I used to work at Sendmail, it was my first job. The entire premise of the company was "Sendmail is so hard to use, let us run it for you". We had software that added a GUI for configuration and management, and Pro Services to set up big installs.

But also we had all the top maintainers of Sendmail. And we ran Sendmail for our corp mail.

Once we had a problem with the network, so we had to reroute corporate mail over a phone line. One of the maintainers came down, typed what looked like line noise for five minutes, and all of a sudden all the mail was working again.

It was crazy to watch him basically read and write raw Sendmail configs. He didn't even use m4.

I used to do this at Uni, and I actually enjoyed it. It was like a complicated puzzle, and the thrill of solving it was powerful. I remember spending days getting a SunOS <-> Lotus Notes gateway working the way I wanted it to.

Ironically, M4 felt over-complicated and abstracted, so I did not want to learn that. Direct edit all the way.

  vi /etc/sendmail.cf
This seemed like an obscure parlor trick that vanishingly few people could appreciate.

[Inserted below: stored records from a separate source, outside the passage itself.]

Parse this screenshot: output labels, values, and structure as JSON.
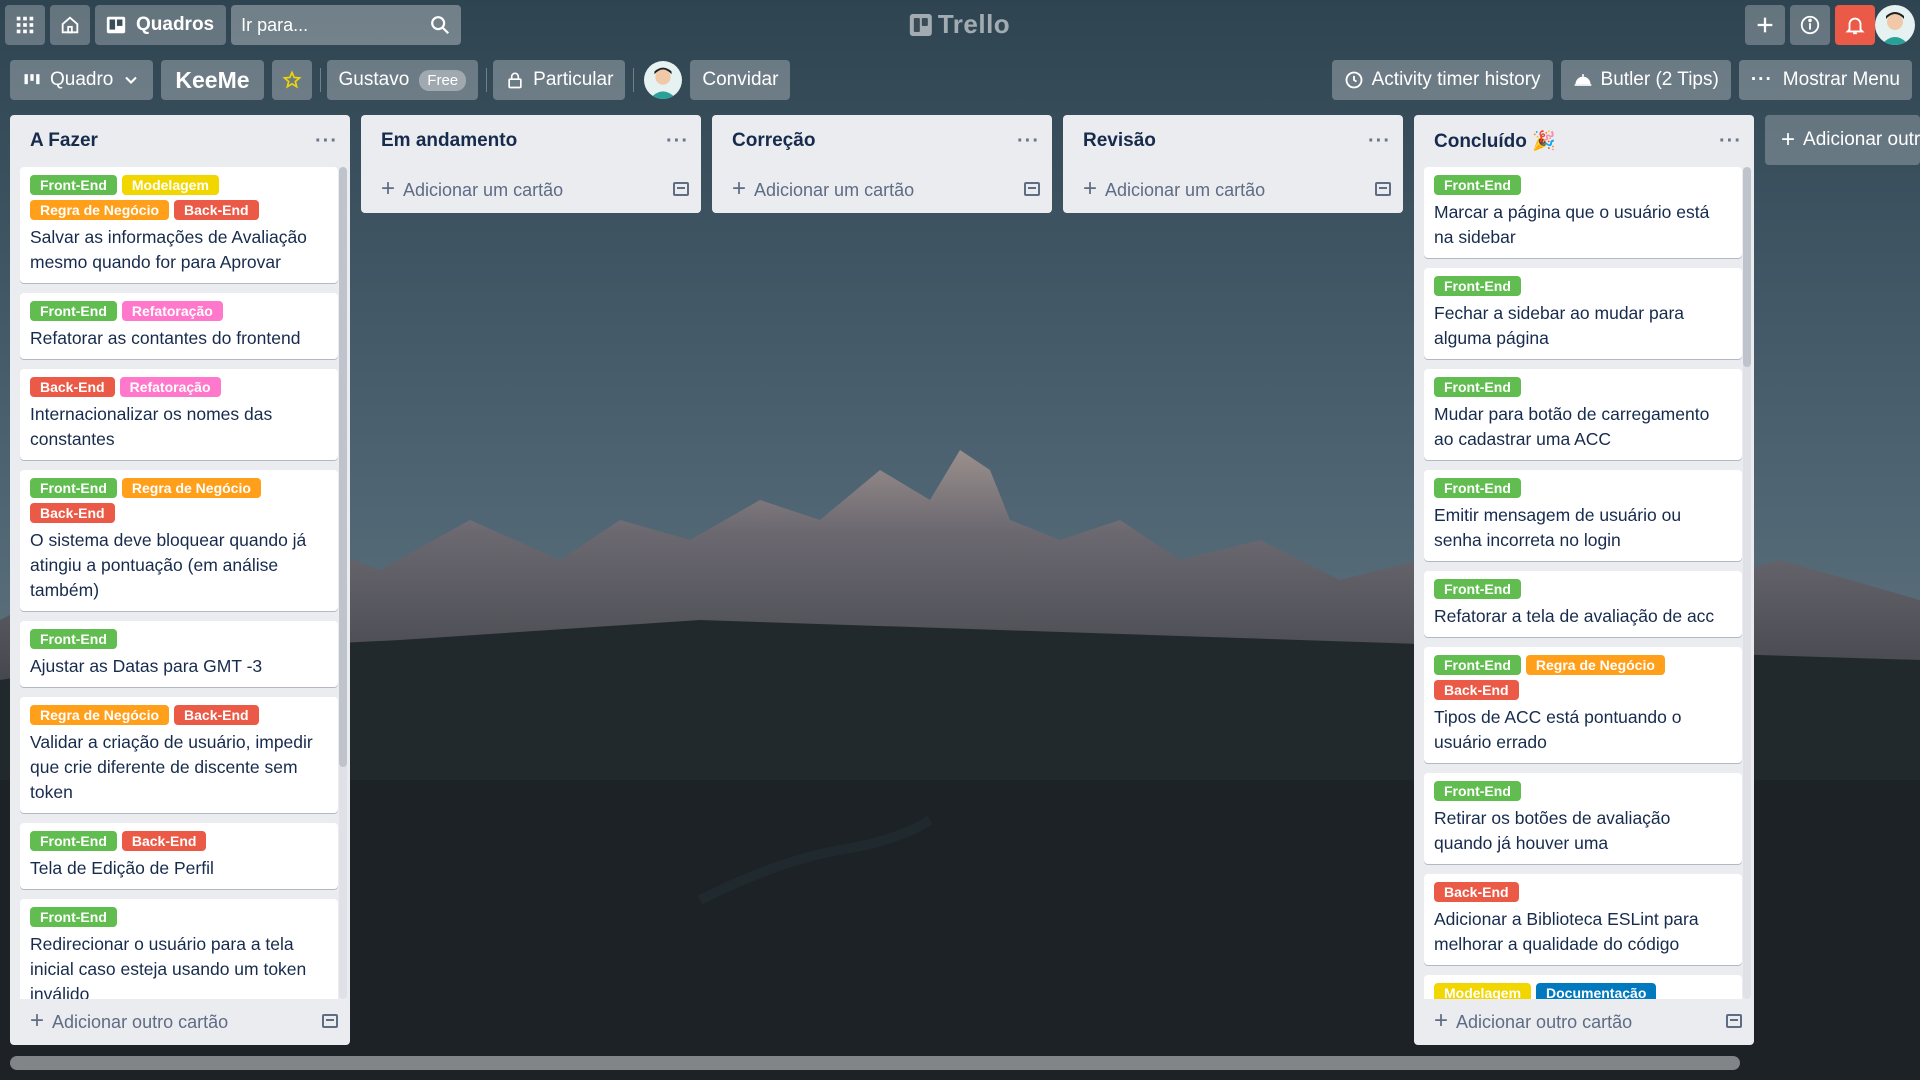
{
  "header": {
    "boards_label": "Quadros",
    "search_placeholder": "Ir para...",
    "logo_text": "Trello"
  },
  "board_header": {
    "view_label": "Quadro",
    "board_name": "KeeMe",
    "team_name": "Gustavo",
    "team_badge": "Free",
    "visibility_label": "Particular",
    "invite_label": "Convidar",
    "activity_label": "Activity timer history",
    "butler_label": "Butler (2 Tips)",
    "menu_label": "Mostrar Menu"
  },
  "colors": {
    "green": "#61bd4f",
    "yellow": "#f2d600",
    "orange": "#ff9f1a",
    "red": "#eb5a46",
    "pink": "#ff78cb",
    "blue": "#0079bf"
  },
  "lists": [
    {
      "title": "A Fazer",
      "menu": "···",
      "add_label": "Adicionar outro cartão",
      "cards": [
        {
          "labels": [
            {
              "text": "Front-End",
              "color": "green"
            },
            {
              "text": "Modelagem",
              "color": "yellow"
            },
            {
              "text": "Regra de Negócio",
              "color": "orange"
            },
            {
              "text": "Back-End",
              "color": "red"
            }
          ],
          "title": "Salvar as informações de Avaliação mesmo quando for para Aprovar"
        },
        {
          "labels": [
            {
              "text": "Front-End",
              "color": "green"
            },
            {
              "text": "Refatoração",
              "color": "pink"
            }
          ],
          "title": "Refatorar as contantes do frontend"
        },
        {
          "labels": [
            {
              "text": "Back-End",
              "color": "red"
            },
            {
              "text": "Refatoração",
              "color": "pink"
            }
          ],
          "title": "Internacionalizar os nomes das constantes"
        },
        {
          "labels": [
            {
              "text": "Front-End",
              "color": "green"
            },
            {
              "text": "Regra de Negócio",
              "color": "orange"
            },
            {
              "text": "Back-End",
              "color": "red"
            }
          ],
          "title": "O sistema deve bloquear quando já atingiu a pontuação (em análise também)"
        },
        {
          "labels": [
            {
              "text": "Front-End",
              "color": "green"
            }
          ],
          "title": "Ajustar as Datas para GMT -3"
        },
        {
          "labels": [
            {
              "text": "Regra de Negócio",
              "color": "orange"
            },
            {
              "text": "Back-End",
              "color": "red"
            }
          ],
          "title": "Validar a criação de usuário, impedir que crie diferente de discente sem token"
        },
        {
          "labels": [
            {
              "text": "Front-End",
              "color": "green"
            },
            {
              "text": "Back-End",
              "color": "red"
            }
          ],
          "title": "Tela de Edição de Perfil"
        },
        {
          "labels": [
            {
              "text": "Front-End",
              "color": "green"
            }
          ],
          "title": "Redirecionar o usuário para a tela inicial caso esteja usando um token inválido"
        }
      ]
    },
    {
      "title": "Em andamento",
      "menu": "···",
      "add_label": "Adicionar um cartão",
      "cards": []
    },
    {
      "title": "Correção",
      "menu": "···",
      "add_label": "Adicionar um cartão",
      "cards": []
    },
    {
      "title": "Revisão",
      "menu": "···",
      "add_label": "Adicionar um cartão",
      "cards": []
    },
    {
      "title": "Concluído 🎉",
      "menu": "···",
      "add_label": "Adicionar outro cartão",
      "cards": [
        {
          "labels": [
            {
              "text": "Front-End",
              "color": "green"
            }
          ],
          "title": "Marcar a página que o usuário está na sidebar"
        },
        {
          "labels": [
            {
              "text": "Front-End",
              "color": "green"
            }
          ],
          "title": "Fechar a sidebar ao mudar para alguma página"
        },
        {
          "labels": [
            {
              "text": "Front-End",
              "color": "green"
            }
          ],
          "title": "Mudar para botão de carregamento ao cadastrar uma ACC"
        },
        {
          "labels": [
            {
              "text": "Front-End",
              "color": "green"
            }
          ],
          "title": "Emitir mensagem de usuário ou senha incorreta no login"
        },
        {
          "labels": [
            {
              "text": "Front-End",
              "color": "green"
            }
          ],
          "title": "Refatorar a tela de avaliação de acc"
        },
        {
          "labels": [
            {
              "text": "Front-End",
              "color": "green"
            },
            {
              "text": "Regra de Negócio",
              "color": "orange"
            },
            {
              "text": "Back-End",
              "color": "red"
            }
          ],
          "title": "Tipos de ACC está pontuando o usuário errado"
        },
        {
          "labels": [
            {
              "text": "Front-End",
              "color": "green"
            }
          ],
          "title": "Retirar os botões de avaliação quando já houver uma"
        },
        {
          "labels": [
            {
              "text": "Back-End",
              "color": "red"
            }
          ],
          "title": "Adicionar a Biblioteca ESLint para melhorar a qualidade do código"
        },
        {
          "labels": [
            {
              "text": "Modelagem",
              "color": "yellow"
            },
            {
              "text": "Documentação",
              "color": "blue"
            }
          ],
          "title": ""
        }
      ]
    }
  ],
  "add_list_label": "Adicionar outra lista"
}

I was totally OK with that.

And I was truly shocked to later learn that there were people willing to pay for this service. Ah simpler times.

Not directly related, but I'm working on some short stories inspired by some of the hacker/cyberpunk literature from the 80's and since I grew up and learned programming in the late 90's early 2000's, I feel completely inadequate at writing cheesy hacker stories.

Keep them old timer stories a' comin'.

No one's more old-timer than I am! I am the ultimate legacy system. Just ask my grandkids!
Another candidate for the old-time stories would be Internet before the public Internet. Back then, as noted, we have several "nets" connected by everything from fixed circuits, to dial-up telephones (I still know where my Telebit trailblazer is), and radio. And you had to know how to traverse it all. (I had the wall maps that were about as complex as colossal cave -- albeit no vending machine or Dr. Pepper bottles). Back then, kiddies, people actually communicated, they did more than just consume -- in fact, I'm told, I am responsible for the Anishinaabe word for Internet. (I helped bring their place on line years ago.) It supposedly means "The place where people talk who have never met"
Doesn't sound like that was sendmail.mc, but I'm curious what it was.